22 October 2012
Revered evangelist Billy Graham has offered his support for US election candidate Gov. Mitt Romney, who is gaining the support of white evangelicals despite belonging to the Mormon religion.
According to the Weekly Standard, a Pew poll conducted before the first presidential debate had Romney with 74 percent of the white evangelical vote versus 19 percent for Obama.
Romney, a former Mormon bishop, opposes abortion in most cases, and is opposed to same sex marriages, while the Obama administration policies favour same-sex marriage, indirect abortion funding through Obamacare, and the HHS mandate compelling religious groups to offer contraceptive/abortifacient (emergency or ‘morning after’ drug) coverage.
Graham met with Gov. Mitt Romney in the evangelist’s home in North Carolina earlier this month.
Although Billy Graham has never endorsed a presidential candidate, the 93 year-old evangelist released a statement in which he said, “What impresses me even more than Gov. Romney’s successful career are his values and strong moral convictions.
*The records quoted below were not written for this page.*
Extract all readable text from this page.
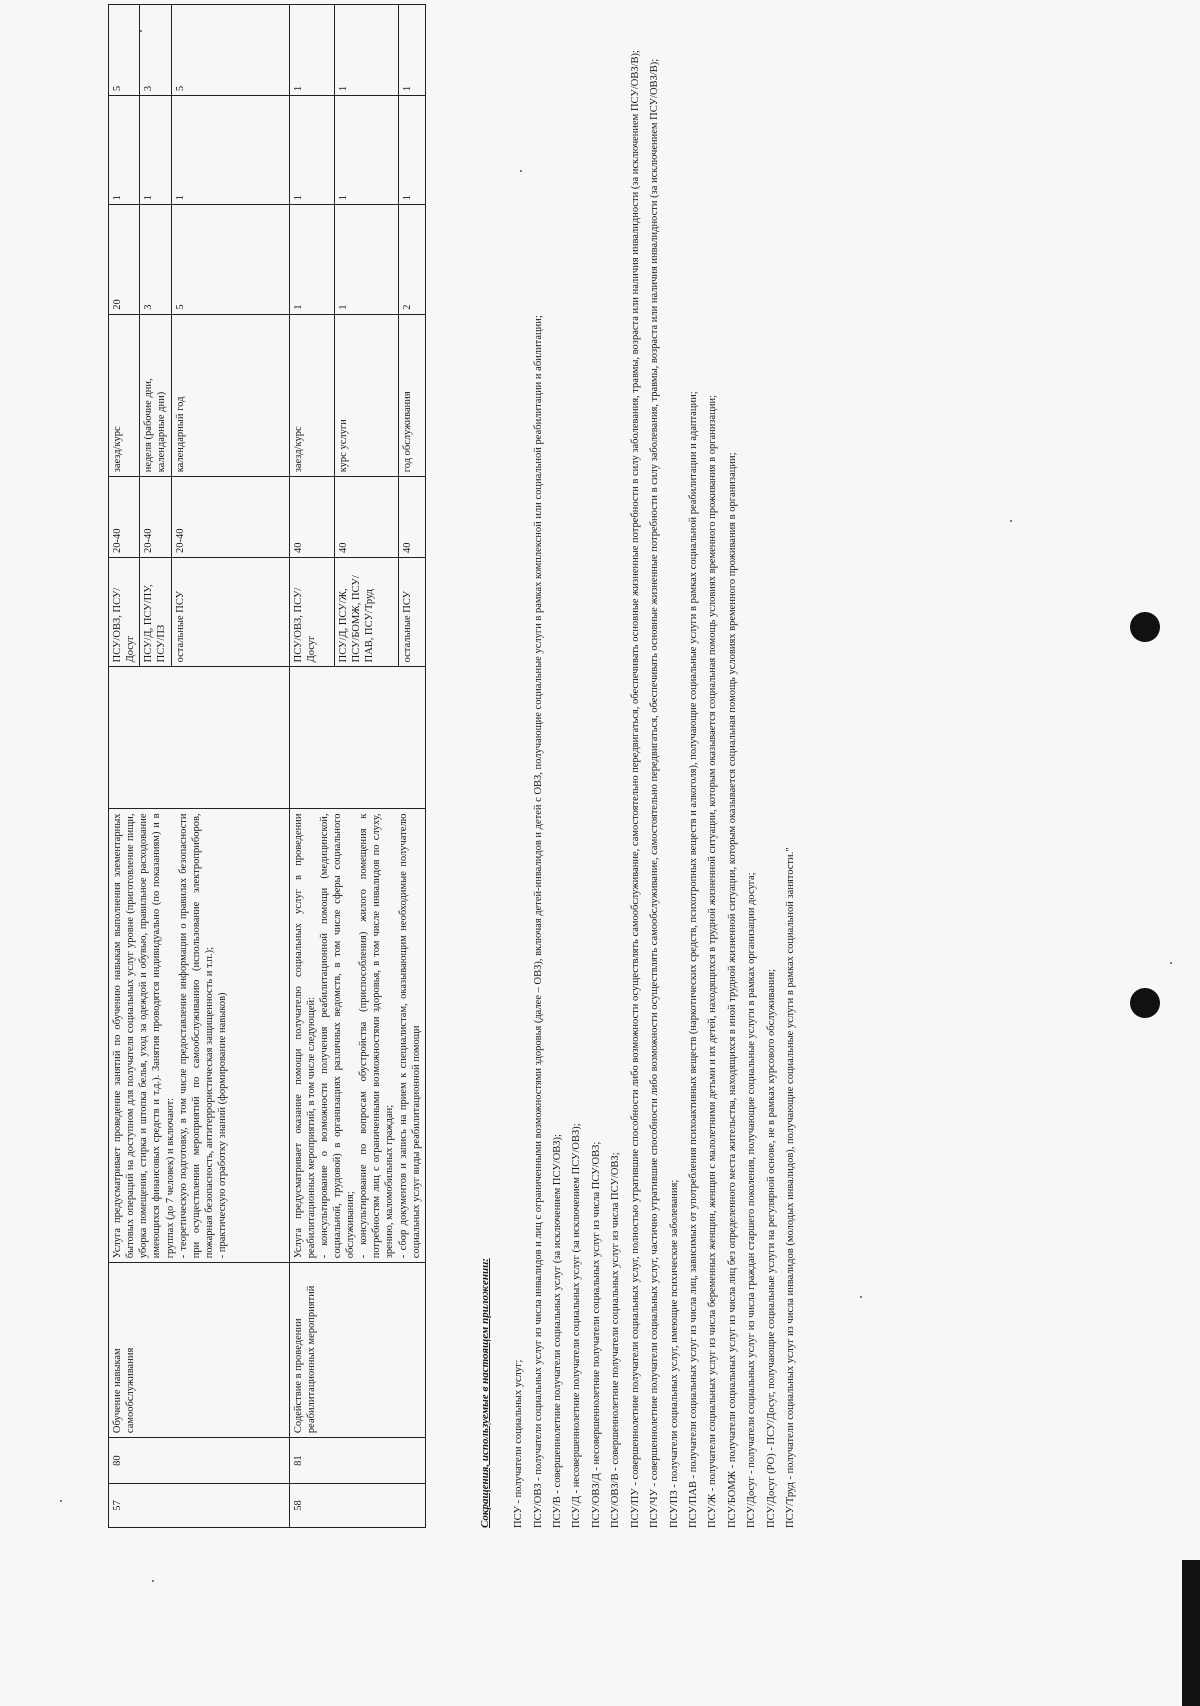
57	80	Обучение навыкам самообслуживания	Услуга предусматривает проведение занятий по обучению навыкам выполнения элементарных бытовых операций на доступном для получателя социальных услуг уровне (приготовление пищи, уборка помещения, стирка и штопка белья, уход за одеждой и обувью, правильное расходование имеющихся финансовых средств и т.д.). Занятия проводятся индивидуально (по показаниям) и в группах (до 7 человек) и включают: - теоретическую подготовку, в том числе предоставление информации о правилах безопасности при осуществлении мероприятий по самообслуживанию (использование электроприборов, пожарная безопасность, антитеррористическая защищенность и т.п.); - практическую отработку знаний (формирование навыков)		ПСУ/ОВЗ, ПСУ/Досуг	20-40	заезд/курс	20	1	5
					ПСУ/Д, ПСУ/ПУ, ПСУ/ПЗ	20-40	неделя (рабочие дни, календарные дни)	3	1	3
					остальные ПСУ	20-40	календарный год	5	1	5
58	81	Содействие в проведении реабилитационных мероприятий	Услуга предусматривает оказание помощи получателю социальных услуг в проведении реабилитационных мероприятий, в том числе следующей: - консультирование о возможности получения реабилитационной помощи (медицинской, социальной, трудовой) в организациях различных ведомств, в том числе сферы социального обслуживания; - консультирование по вопросам обустройства (приспособления) жилого помещения к потребностям лиц с ограниченными возможностями здоровья, в том числе инвалидов по слуху, зрению, маломобильных граждан; - сбор документов и запись на прием к специалистам, оказывающим необходимые получателю социальных услуг виды реабилитационной помощи		ПСУ/ОВЗ, ПСУ/Досуг	40	заезд/курс	1	1	1
					ПСУ/Д, ПСУ/Ж, ПСУ/БОМЖ, ПСУ/ПАВ, ПСУ/Труд	40	курс услуги	1	1	1
					остальные ПСУ	40	год обслуживания	2	1	1
Сокращения, используемые в настоящем приложении: ПСУ - получатели социальных услуг; ПСУ/ОВЗ - получатели социальных услуг из числа инвалидов и лиц с ограниченными возможностями здоровья (далее – ОВЗ), включая детей-инвалидов и детей с ОВЗ, получающие социальные услуги в рамках комплексной или социальной реабилитации и абилитации; ПСУ/В - совершеннолетние получатели социальных услуг (за исключением ПСУ/ОВЗ); ПСУ/Д - несовершеннолетние получатели социальных услуг (за исключением ПСУ/ОВЗ); ПСУ/ОВЗ/Д - несовершеннолетние получатели социальных услуг из числа ПСУ/ОВЗ; ПСУ/ОВЗ/В - совершеннолетние получатели социальных услуг из числа ПСУ/ОВЗ; ПСУ/ПУ - совершеннолетние получатели социальных услуг, полностью утратившие способности либо возможности осуществлять самообслуживание, самостоятельно передвигаться, обеспечивать основные жизненные потребности в силу заболевания, травмы, возраста или наличия инвалидности (за исключением ПСУ/ОВЗ/В); ПСУ/ЧУ - совершеннолетние получатели социальных услуг, частично утратившие способности либо возможности осуществлять самообслуживание, самостоятельно передвигаться, обеспечивать основные жизненные потребности в силу заболевания, травмы, возраста или наличия инвалидности (за исключением ПСУ/ОВЗ/В); ПСУ/ПЗ - получатели социальных услуг, имеющие психические заболевания; ПСУ/ПАВ - получатели социальных услуг из числа лиц, зависимых от употребления психоактивных веществ (наркотических средств, психотропных веществ и алкоголя), получающие социальные услуги в рамках социальной реабилитации и адаптации; ПСУ/Ж - получатели социальных услуг из числа беременных женщин, женщин с малолетними детьми и их детей, находящихся в трудной жизненной ситуации, которым оказывается социальная помощь условиях временного проживания в организации; ПСУ/БОМЖ - получатели социальных услуг из числа лиц без определенного места жительства, находящихся в иной трудной жизненной ситуации, которым оказывается социальная помощь условиях временного проживания в организации; ПСУ/Досуг - получатели социальных услуг из числа граждан старшего поколения, получающие социальные услуги в рамках организации досуга; ПСУ/Досуг (РО) - ПСУ/Досуг, получающие социальные услуги на регулярной основе, не в рамках курсового обслуживания; ПСУ/Труд - получатели социальных услуг из числа инвалидов (молодых инвалидов), получающие социальные услуги в рамках социальной занятости."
“It was a privilege to pray with Gov. Romney—for his family and our country. I will turn 94 the day after the upcoming election, and I believe America is at a crossroads. I hope millions of Americans will join me in praying for our nation and to vote for candidates who will support the biblical definition of marriage, protect the sanctity of life and defend our religious freedoms.”
A week after the visit from Gov. Romney, the Billy Graham Evangelistic Association (BGEA) removed the Mormon religion from a list of cults on his website, ABC news reports.
The site described a cult as “any group which teaches doctrines or beliefs that deviate from the biblical message of the Christian faith.”
“Some of these groups are Jehovah’s Witnesess, Mormons, the Unification Church, Unitarians, Spritualists, Scientologists, and others,” the site added.
In a statement to CNN, Ken Barun, chief of staff for the association, said:
“Our primary focus at the Billy Graham Evangelistic Association has always been promoting the Gospel of Jesus Christ. We removed the information from the website because we do not wish to participate in a theological debate about something that has become politicized during this campaign.”
Yet according to Joe Carter, an editor for The Gospel Coalition, the move is troubling, since it is proving valid the concern of many evangelicals that Christians would be expected to temper their criticism of Mormonism since it could be construed as a condemnation of a Mormon politician.
“When an organization dedicated to evangelism chooses to self-censor for fear of appearing “political,” then we’ve reached the stage when we need to reevaluate our priorities.”
Undaunted by criticism, the BGEA placed a special message from the Graham in a Wall Street Journal ad last week, which was, according the Los Angeles Times “as close to an endorsement of Romney as Graham could get without explicitly saying so”.
In the ad, Graham declares, “The legacy we leave behind for our children, grandchildren and this great nation is crucial. As I approach my 94th birthday I realize this election could be my last. I believe it is vitally important that we cast our ballots for candidates who base their decisions on biblical principles and who support the nation of Israel. I urge you to support candidates who protect the sanctity of life and support the biblical definition of marriage between a man and a woman. Vote for biblical values this November 6, and pray with me that America remains one nation under God.”